Knee Arthroscopy

Knee Arthroscopy: Take Back Your Mobility

Knee pain is a very common complaint when it comes to pain in the body. It can impact a very wide range when it comes to age and be the result of injury, disease or just natural wear and tear that accompanies the aging process. It can be acute, chronic and vary from slightly unmanageable to completely immobilizing. But regardless of the cause, age or level of intensity, it is always has the potential to significantly impact your quality of life.

We need our knees for just about everything. When they are even remotely compromised, our ability to engage in any sort of weight-bearing activity is challenged – this includes walking, standing and even sitting.

So, what can we do?

A knee arthroscopy is a surgical technique whereby a tiny camera – called an arthroscope – is inserted into your knee via a small incision.

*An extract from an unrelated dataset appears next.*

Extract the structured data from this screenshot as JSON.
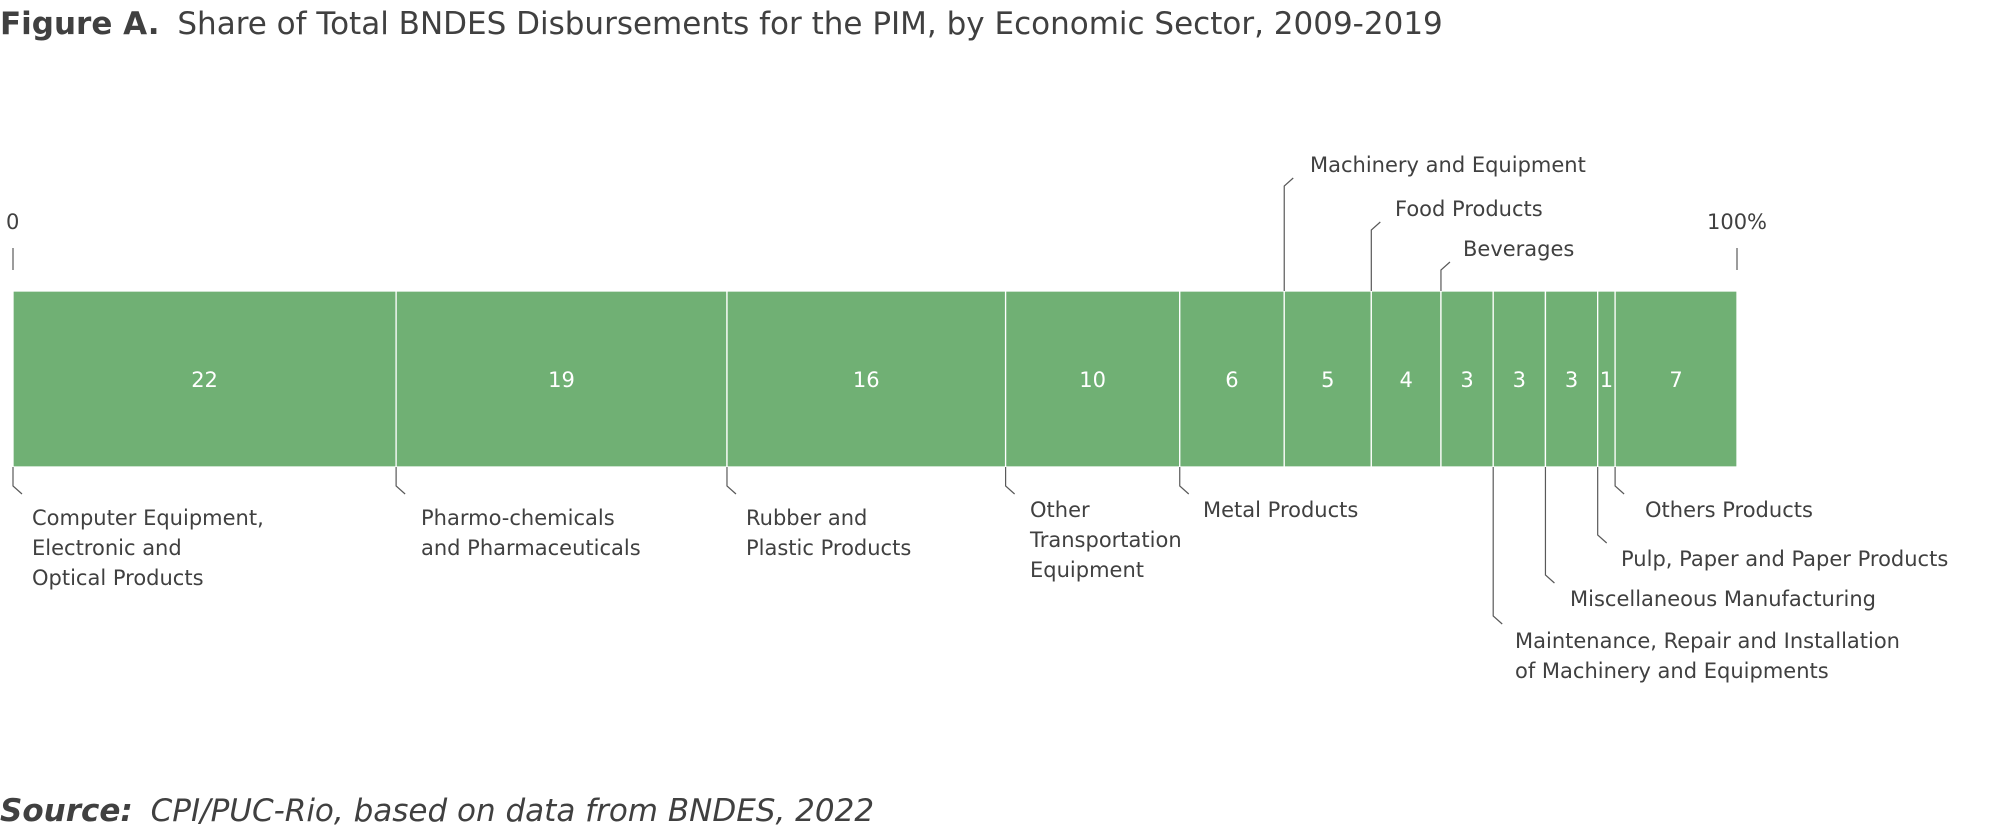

This will enable your physician to investigate the problem and effectively treat the cause of your knee pain, versus just managing the symptom.

There are limited risks with this procedure and the outlook for most patients is very good.

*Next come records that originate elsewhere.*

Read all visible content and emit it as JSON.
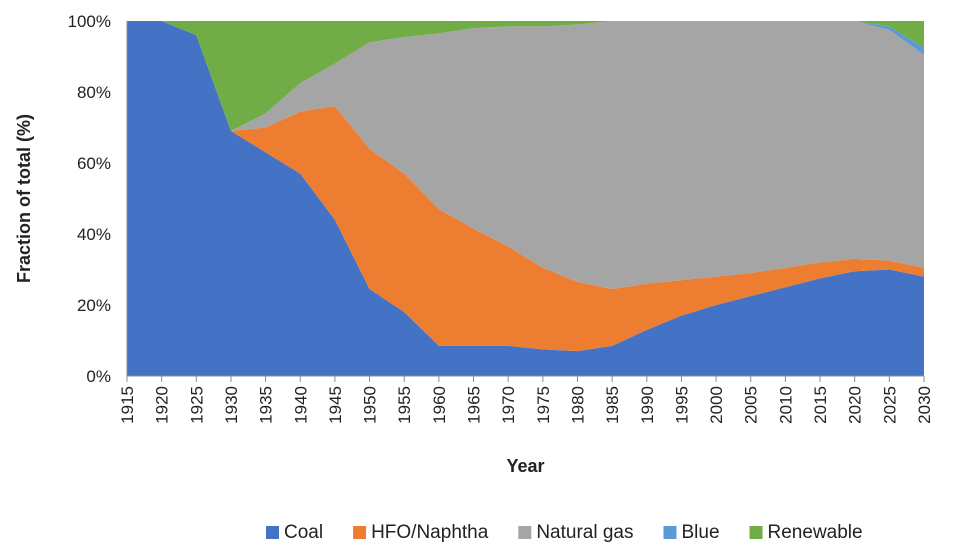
{
  "chart_data": {
    "type": "area",
    "stacked": true,
    "title": "",
    "xlabel": "Year",
    "ylabel": "Fraction of total (%)",
    "x": [
      1915,
      1920,
      1925,
      1930,
      1935,
      1940,
      1945,
      1950,
      1955,
      1960,
      1965,
      1970,
      1975,
      1980,
      1985,
      1990,
      1995,
      2000,
      2005,
      2010,
      2015,
      2020,
      2025,
      2030
    ],
    "ylim": [
      0,
      100
    ],
    "yticks": [
      "0%",
      "20%",
      "40%",
      "60%",
      "80%",
      "100%"
    ],
    "xticks": [
      "1915",
      "1920",
      "1925",
      "1930",
      "1935",
      "1940",
      "1945",
      "1950",
      "1955",
      "1960",
      "1965",
      "1970",
      "1975",
      "1980",
      "1985",
      "1990",
      "1995",
      "2000",
      "2005",
      "2010",
      "2015",
      "2020",
      "2025",
      "2030"
    ],
    "legend_position": "bottom",
    "grid": false,
    "series": [
      {
        "name": "Coal",
        "color": "#4472C4",
        "values": [
          100,
          100,
          96,
          69,
          63,
          57,
          44,
          24.5,
          18,
          8.5,
          8.5,
          8.5,
          7.5,
          7,
          8.5,
          13,
          17,
          20,
          22.5,
          25,
          27.5,
          29.5,
          30,
          28
        ]
      },
      {
        "name": "HFO/Naphtha",
        "color": "#ED7D31",
        "values": [
          0,
          0,
          0,
          0,
          7,
          17.5,
          32,
          39.5,
          39,
          38.5,
          33,
          28,
          23,
          19.5,
          16,
          13,
          10,
          8,
          6.5,
          5.5,
          4.5,
          3.5,
          2.5,
          2.5
        ]
      },
      {
        "name": "Natural gas",
        "color": "#A5A5A5",
        "values": [
          0,
          0,
          0,
          0,
          4,
          8,
          12,
          30,
          38.5,
          49.5,
          56.5,
          62,
          68,
          72.5,
          75.5,
          74,
          73,
          72,
          71,
          69.5,
          68,
          67,
          65,
          60
        ]
      },
      {
        "name": "Blue",
        "color": "#5B9BD5",
        "values": [
          0,
          0,
          0,
          0,
          0,
          0,
          0,
          0,
          0,
          0,
          0,
          0,
          0,
          0,
          0,
          0,
          0,
          0,
          0,
          0,
          0,
          0,
          1,
          2
        ]
      },
      {
        "name": "Renewable",
        "color": "#70AD47",
        "values": [
          0,
          0,
          4,
          31,
          26,
          17.5,
          12,
          6,
          4.5,
          3.5,
          2,
          1.5,
          1.5,
          1,
          0,
          0,
          0,
          0,
          0,
          0,
          0,
          0,
          1.5,
          7.5
        ]
      }
    ]
  }
}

This procedure can be used to diagnose and treat the following knee injuries:

  •  Fracture of the knee bone
  •  Torn meniscus
  •  Swollen synovium (the lining in the joint)
  •  Torn anterior or posterior cruciate ligaments
  •  Removal of Baker’s Cyst
  •  Mispositioned patella
  •  Pieces of torn cartilage that are loose and breaking down the joint

To begin, your surgeon will pump a bit of saline into your knee via a few small incisions to expand your knee for better viewing purposes. The arthroscope is then strategically placed through one of the incisions so your doctor can examine your joint using the attached camera

Once the problem has been successfully diagnosed, small tools may then be inserted to correct the issue. The doctor will then drain the saline from your joint and close the small incisions with a few stitches.

Your prognosis and recovery time will then be assessed based on the severity of the knee problem and the complexity of the resulting procedure required to correct it.